A todo esto, desde que en el mundo existe la entidad humana, desde las penumbras de la Historia, cuántos han desfilado por este valle que con alguna razón han llamado de lágrimas, como sombras vivientes, ignoradas por todos, sin dejar una sola huella de su existencia. Puede decirse que se redujeron a vivir una vida estéril, satisfaciendo tan sólo las exigencias fisiológicas, sin la más mínima conciencia de la naturaleza superior que encarnaban. Fueron como duendes, cuya existencia nadie palpa como algo real, y si accidentalmente se hicieron visibles en el mundo, ninguno los recuerda. 

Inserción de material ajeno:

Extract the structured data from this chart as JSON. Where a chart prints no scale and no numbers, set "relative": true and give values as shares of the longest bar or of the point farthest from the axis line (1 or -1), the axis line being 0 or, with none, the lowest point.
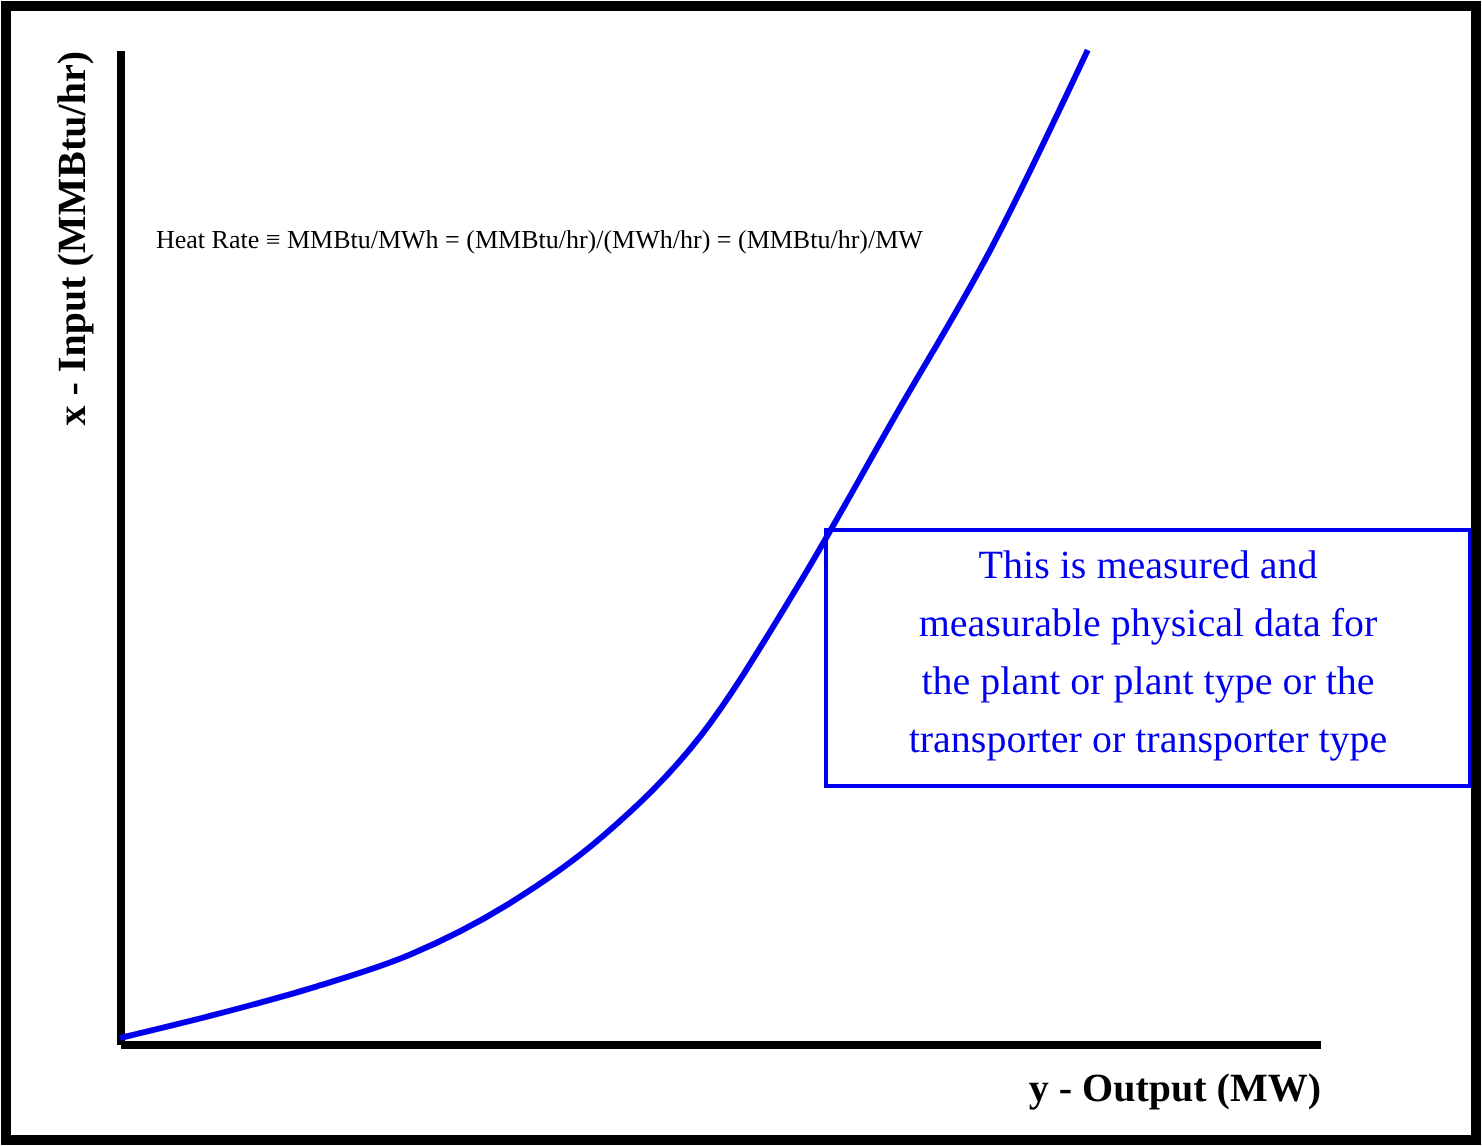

Son tantos los que han pasado así por las calles de la vida, que si quisiéramos dar cifras deberíamos pedir clemencia para no morir de vergüenza. 

¿Debemos atribuir este hecho, que abarca tantas épocas y tantos millones de almas, a una deficiencia del autor de nuestra existencia? ¿Debemos atribuir a Dios, que nos ha dado y sigue dando en todo instante cuanto necesitamos para alcanzar las metas más altas de la perfección, las consecuencias de tantos desvíos del género humano?. 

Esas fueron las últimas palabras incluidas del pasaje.